For example, the Data Tracker URL for the family_and_phenotypes.tsv file is:

https://kf-study-creator.kidsfirstdrc.org/download/study/SD_ME0WME0W/file/SF_HH5PMCJX/version/FV_5H7MEHG2

Replace the value of source_data_url parameter in extract_config.py, with the Data Tracker URL above. Note that you will not be able to manually download from that URL without the correct authorization headers.
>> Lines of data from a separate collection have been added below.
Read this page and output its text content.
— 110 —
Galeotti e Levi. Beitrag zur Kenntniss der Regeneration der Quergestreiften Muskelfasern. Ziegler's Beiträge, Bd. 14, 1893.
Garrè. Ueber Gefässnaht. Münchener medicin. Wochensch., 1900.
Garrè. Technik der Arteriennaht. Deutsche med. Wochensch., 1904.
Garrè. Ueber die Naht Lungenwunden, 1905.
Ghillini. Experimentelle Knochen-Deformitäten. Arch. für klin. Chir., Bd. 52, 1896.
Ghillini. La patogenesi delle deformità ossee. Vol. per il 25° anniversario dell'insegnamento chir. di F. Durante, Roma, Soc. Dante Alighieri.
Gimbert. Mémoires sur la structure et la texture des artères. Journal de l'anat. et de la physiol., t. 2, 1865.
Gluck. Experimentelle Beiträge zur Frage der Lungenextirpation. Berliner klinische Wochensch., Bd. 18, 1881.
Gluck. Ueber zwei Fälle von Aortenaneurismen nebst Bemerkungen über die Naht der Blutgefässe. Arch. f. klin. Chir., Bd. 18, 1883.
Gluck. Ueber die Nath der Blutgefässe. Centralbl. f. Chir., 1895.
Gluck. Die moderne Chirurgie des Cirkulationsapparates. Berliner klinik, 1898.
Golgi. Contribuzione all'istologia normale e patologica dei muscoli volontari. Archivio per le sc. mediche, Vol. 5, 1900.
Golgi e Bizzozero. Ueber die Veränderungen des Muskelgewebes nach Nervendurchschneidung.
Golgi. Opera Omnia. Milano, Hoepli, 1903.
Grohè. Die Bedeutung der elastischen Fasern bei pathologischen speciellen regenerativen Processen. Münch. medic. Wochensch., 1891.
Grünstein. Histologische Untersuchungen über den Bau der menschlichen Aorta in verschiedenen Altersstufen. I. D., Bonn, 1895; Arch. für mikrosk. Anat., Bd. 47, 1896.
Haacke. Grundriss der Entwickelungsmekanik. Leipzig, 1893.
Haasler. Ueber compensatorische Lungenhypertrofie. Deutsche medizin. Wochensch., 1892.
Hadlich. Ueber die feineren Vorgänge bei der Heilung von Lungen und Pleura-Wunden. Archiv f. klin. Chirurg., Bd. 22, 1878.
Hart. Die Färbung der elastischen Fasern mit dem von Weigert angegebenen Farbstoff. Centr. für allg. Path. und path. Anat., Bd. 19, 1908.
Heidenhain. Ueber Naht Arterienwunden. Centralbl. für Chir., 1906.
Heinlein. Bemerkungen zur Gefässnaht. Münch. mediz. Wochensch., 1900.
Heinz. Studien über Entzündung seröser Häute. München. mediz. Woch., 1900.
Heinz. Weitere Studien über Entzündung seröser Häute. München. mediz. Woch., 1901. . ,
# family_and_phenotype.tsv
source_data_url = 'https://kf-study-creator.kidsfirstdrc.org/download/study/SD_ME0WME0W/file/SF_HH5PMCJX/version/FV_5H7MEHG2'

Try It

If you try running ingest and the file was fetched successfully, you should see something like this in your log:

2019-04-24 11:19:31,719 - FileRetriever - INFO - Selected `token` authentication to fetch https://kf-study-creator.kidsfirstdrc.org/download/study/SD_ME0WME0W/file/SF_HH5PMCJX/version/FV_5H7MEHG2
2019-04-24 11:19:32,269 - kf_lib_data_ingest.network.utils - INFO - Successfully fetched https://kf-study-creator.kidsfirstdrc.org/download/study/SD_ME0WME0W/file/SF_HH5PMCJX/version/FV_5H7MEHG2 with original file name "family_and_phenotype.tsv"

Don’t worry if your ingest package fails validation. You will learn how to fix this in a later section.